Solving Leetcode Interviews in Seconds with AI: Number of Nodes in the Sub-Tree With the Same Label
Introduction
In this blog post, we will explore how to solve the LeetCode problem "1519" using AI. LeetCode is a popular platform for preparing for coding interviews, and with the help of AI tools like Chatmagic, we can generate solutions quickly and efficiently - helping you pass the interviews and get the job offer without having to study for months.
Problem Statement
You are given a tree (i.e. a connected, undirected graph that has no cycles) consisting of n nodes numbered from 0 to n - 1 and exactly n - 1 edges.
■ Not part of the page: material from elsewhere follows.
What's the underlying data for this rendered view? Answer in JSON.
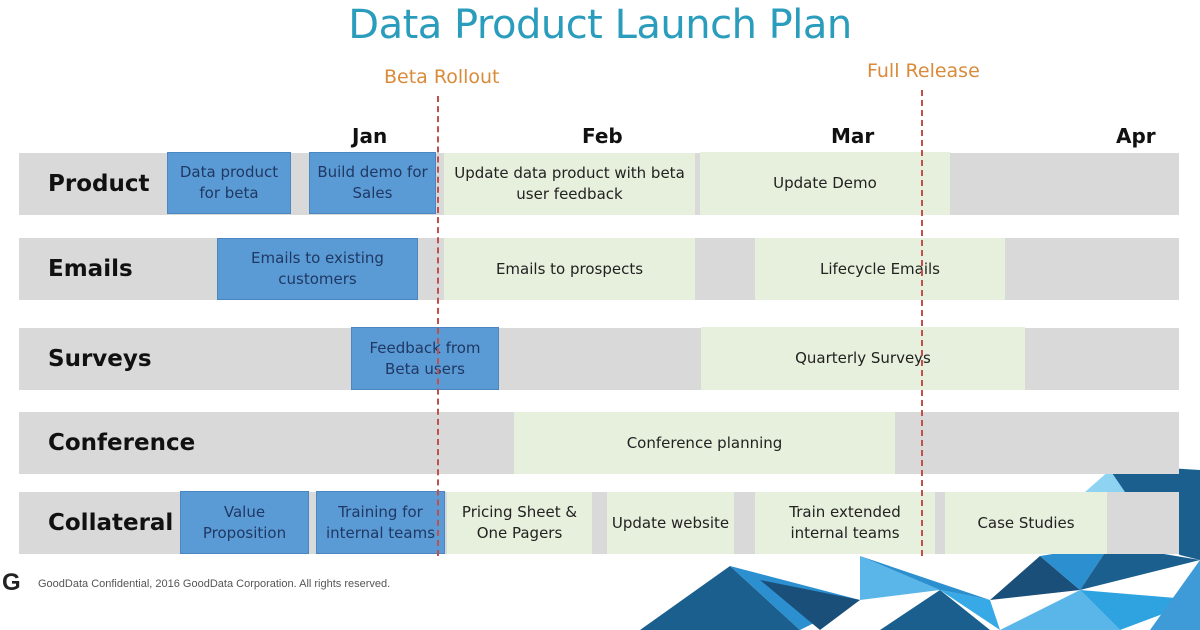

The root of the tree is the node 0, and each node of the tree has a label which is a lower-case character given in the string labels (i.e. The node with the number i has the label labels[i]). The edges array is given on the form edges[i] = [ai, bi], which means there is an edge between nodes ai and bi in the tree. Return an array of size n where ans[i] is the number of nodes in the subtree of the ith node which have the same label as node i. A subtree of a tree T is the tree consisting of a node in T and all of its descendant nodes. Example 1: Input: n = 7, edges = [[0,1],[0,2],[1,4],[1,5],[2,3],[2,6]], labels = "abaedcd" Output: [2,1,1,1,1,1,1] Explanation: Node 0 has label 'a' and its sub-tree has node 2 with label 'a' as well, thus the answer is 2. Notice that any node is part of its sub-tree. Node 1 has a label 'b'. The sub-tree of node 1 contains nodes 1,4 and 5, as nodes 4 and 5 have different labels than node 1, the answer is just 1 (the node itself). Example 2: Input: n = 4, edges = [[0,1],[1,2],[0,3]], labels = "bbbb" Output: [4,2,1,1] Explanation: The sub-tree of node 2 contains only node 2, so the answer is 1. The sub-tree of node 3 contains only node 3, so the answer is 1. The sub-tree of node 1 contains nodes 1 and 2, both have label 'b', thus the answer is 2. The sub-tree of node 0 contains nodes 0, 1, 2 and 3, all with label 'b', thus the answer is 4. Example 3: Input: n = 5, edges = [[0,1],[0,2],[1,3],[0,4]], labels = "aabab" Output: [3,2,1,1,1] Constraints: 1 <= n <= 105 edges.length == n - 1 edges[i].length == 2 0 <= ai, bi < n ai != bi labels.length == n labels is consisting of only of lowercase English letters.
Explanation
- Build Adjacency List: Represent the tree using an adjacency list for efficient traversal of neighbors.
- Depth-First Search (DFS): Traverse the tree using DFS. During the traversal, for each node, count the number of nodes in its subtree that have the same label as the node itself.
- Post-order Traversal: Perform the count in a post-order manner, ensuring that the subtrees are processed before the parent node.
- Runtime Complexity: O(N), where N is the number of nodes in the tree.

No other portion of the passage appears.